2) Amener l’UE à répondre fermement aux attaques visant les medias et les organisations de défense des droits
La liberté d’expression n’existe pas sans les médias, les journalistes, les activites et défenseurs des droits. À travers leur travail, ils révèlent des cas de corruption et abus de pouvoirs, et attire notre attention sur des sujets qui affectent nos vies et notre société. Ils nous permettent de former des opinions éclairées et de faire entendre notre voix. Pour protéger la liberté d’expression, nous devons protéger celles et ceux qui la font vivre. L’adoption d’un réglementation européenne harmonisée permettant de prévenir les poursuites judiciaires abusives ainsi que d’une réglementation européenne globale visant à préserver et encourager la liberté de la presse et le pluralisme pourraient apporter un second souffle à la liberté d’expression.

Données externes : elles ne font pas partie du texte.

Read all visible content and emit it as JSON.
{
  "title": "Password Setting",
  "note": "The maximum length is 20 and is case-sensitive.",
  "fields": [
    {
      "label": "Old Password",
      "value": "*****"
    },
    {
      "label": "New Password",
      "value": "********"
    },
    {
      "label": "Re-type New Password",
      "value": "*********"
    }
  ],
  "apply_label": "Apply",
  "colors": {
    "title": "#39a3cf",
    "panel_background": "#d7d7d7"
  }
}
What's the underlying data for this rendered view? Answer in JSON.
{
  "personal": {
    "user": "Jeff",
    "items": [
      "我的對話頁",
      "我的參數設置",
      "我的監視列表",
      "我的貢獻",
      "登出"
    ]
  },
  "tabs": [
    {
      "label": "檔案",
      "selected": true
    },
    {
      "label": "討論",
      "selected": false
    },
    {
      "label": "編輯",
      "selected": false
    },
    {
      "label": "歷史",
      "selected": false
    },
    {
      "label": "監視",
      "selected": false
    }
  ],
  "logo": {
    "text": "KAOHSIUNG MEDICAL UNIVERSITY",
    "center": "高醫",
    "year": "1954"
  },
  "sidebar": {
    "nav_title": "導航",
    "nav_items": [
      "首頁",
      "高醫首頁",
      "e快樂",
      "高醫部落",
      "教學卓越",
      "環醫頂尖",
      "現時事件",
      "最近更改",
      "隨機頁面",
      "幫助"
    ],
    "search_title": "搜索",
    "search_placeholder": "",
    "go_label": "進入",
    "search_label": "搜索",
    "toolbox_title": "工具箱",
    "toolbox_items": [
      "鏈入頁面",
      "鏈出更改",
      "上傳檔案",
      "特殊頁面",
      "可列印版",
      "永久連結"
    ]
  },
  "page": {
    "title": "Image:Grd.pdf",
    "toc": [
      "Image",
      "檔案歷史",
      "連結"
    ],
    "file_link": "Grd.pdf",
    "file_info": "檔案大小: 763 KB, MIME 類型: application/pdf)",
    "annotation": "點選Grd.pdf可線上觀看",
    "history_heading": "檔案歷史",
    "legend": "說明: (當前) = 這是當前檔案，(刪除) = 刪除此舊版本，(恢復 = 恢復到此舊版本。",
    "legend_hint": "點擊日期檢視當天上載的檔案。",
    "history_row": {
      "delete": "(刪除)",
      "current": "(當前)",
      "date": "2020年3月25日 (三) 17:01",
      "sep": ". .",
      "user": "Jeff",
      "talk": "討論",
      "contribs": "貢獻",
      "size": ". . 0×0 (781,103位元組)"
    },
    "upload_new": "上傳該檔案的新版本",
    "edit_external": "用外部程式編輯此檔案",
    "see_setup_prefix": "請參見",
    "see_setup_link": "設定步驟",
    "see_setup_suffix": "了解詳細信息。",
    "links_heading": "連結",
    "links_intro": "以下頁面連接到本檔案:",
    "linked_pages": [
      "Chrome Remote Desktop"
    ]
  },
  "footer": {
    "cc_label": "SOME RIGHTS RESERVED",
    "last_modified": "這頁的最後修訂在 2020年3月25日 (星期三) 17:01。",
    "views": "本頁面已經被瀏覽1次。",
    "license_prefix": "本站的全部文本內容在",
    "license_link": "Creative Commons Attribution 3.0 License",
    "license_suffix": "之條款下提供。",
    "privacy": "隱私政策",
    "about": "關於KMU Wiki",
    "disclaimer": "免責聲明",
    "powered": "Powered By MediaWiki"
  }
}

Cela devrait s’accompagner de mesures juridiques immédiates visant à appliquer les règles européennes relatives aux médias (contre les pratiques et lois nationales qui sont restrictives), ainsi qu’une réglementation qui défend et promeut les droits fondamentaux dans le cadre de la législation sur les marchés numériques et de la législation sur les services numériques de l’UE. Comme l’UE s’apprête à renforcer son action dans ce domaine, la présidence slovène doit promouvoir un débat constructif entre les gouvernements des pays membres et soutenir l’idée d’une réponse forte de l’UE aux attaques visant les médias et ONG dans les différents pays de l’Union.
La présidence slovène devrait particulièrement travailler en vue d’obtenir une forte reconnaissance par les pays membres du rôle essentiel que les médias dans nos sociétés démocratiques, à travers par exemple des Conclusions du Conseil dédiées à cette thématique. Elle doit aussi garantir que les gouvernements travaillent au renforcement des outils de l’UE permettant de protéger la liberté d’expression, la liberté de la presse et le pluralisme, conformément aux engagements du Plan d’action de l’UE pour la démocratie.
3) Travailler avec les organisations de défense des droits et les soutenir
Dans une société en bonne santé, les ONG, et en particulier les organisations qui défendent les droits et la démocratie, sont là pour contrôler ce que font les législateurs, aider les citoyens à s’organiser et exprimer leurs opinions à travers des pétitions, des manifestations pacifiques et via la participation aux processus d’élaboration des lois et des politiques. Les ONG sont un « outil » très important que nous pouvons utiliser pour exercer notre liberté d’expression. En unissant ses forces avec d’autres réseaux et organisations au niveau de l’UE, Liberties analyse et contrôle les défis auxquels les ONG font face au niveau national. Nous prônons des réponses adéquates et œuvrons pour renforcer la résilience du secteur. La présidence slovène doit véritablement travailler avec les ONG au niveau de l’UE et au niveau national, et informer l’UE des mesures permettant de les soutenir, notamment dans le cadre du cycle de révision de l’état de droit et la mise en place du programme Citoyens, Égalité, Droit et Valeurs et de la Conférence sur l’avenir de l’Europe.